While many of the common locations where Powerwall is typically installed may already comply with this requirement, Tesla considers the PAS approach to be unnecessarily broad-brush. The UL 9540 and 9540A certification requires that the Powerwall installation manual address any and all ventilation requirements based on the results of the testing under normal and failure conditions. Tesla’s position is that the PAS should acknowledge the use of these rigorous type tests and their findings as an alternative to a blanket ventilation requirement.

Section 6.6 and 7.3 – Protection Against Impact

The PAS requires that storage batteries (Section 6.6) and power conversion equipment (Section 7.3) installed in locations subject to vehicle damage (garages, driveways and similar locations) shall have a minimum degree of protection against external mechanical impact.

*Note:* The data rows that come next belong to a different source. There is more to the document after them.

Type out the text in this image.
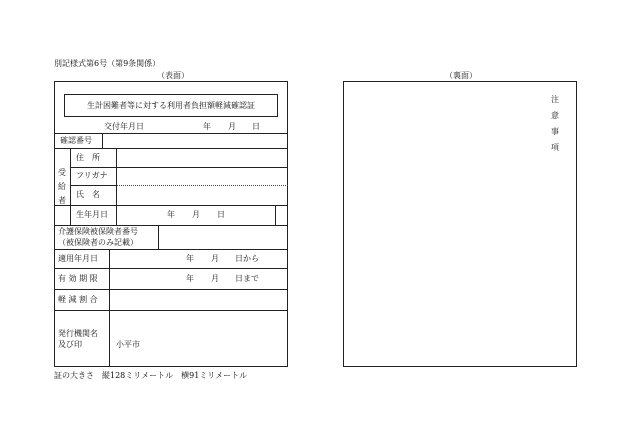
別記様式第6号（第9条関係）
（表面）	（裏面）
生計困難者等に対する利用者負担額軽減確認証
交付年月日	年 月 日
確認番号
受給者
住　所
フリガナ
氏　名
生年月日	年 月 日
介護保険被保険者番号
（被保険者のみ記載）
適用年月日	年 月 日から
有 効 期 限	年 月 日まで
軽 減 割 合
発行機関名
及び印	小平市
証の大きさ　縦128ミリメートル　横91ミリメートル
注意事項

PCE equipment is required to have an impact protection rating of IK08 in accordance with IEC 62262 (equivalent to 5 Joules), and storage battery enclosures a rating of IK10 (20 Joules). Powerwall is tested for compliance with the IK08 rating, in accordance with the requirements in IEC 62933-5-2 and IEC 62477-1. Therefore, installers wishing to meet the requirements of the PAS should consider additional protection (barriers, enclosures, or equivalent) in these locations.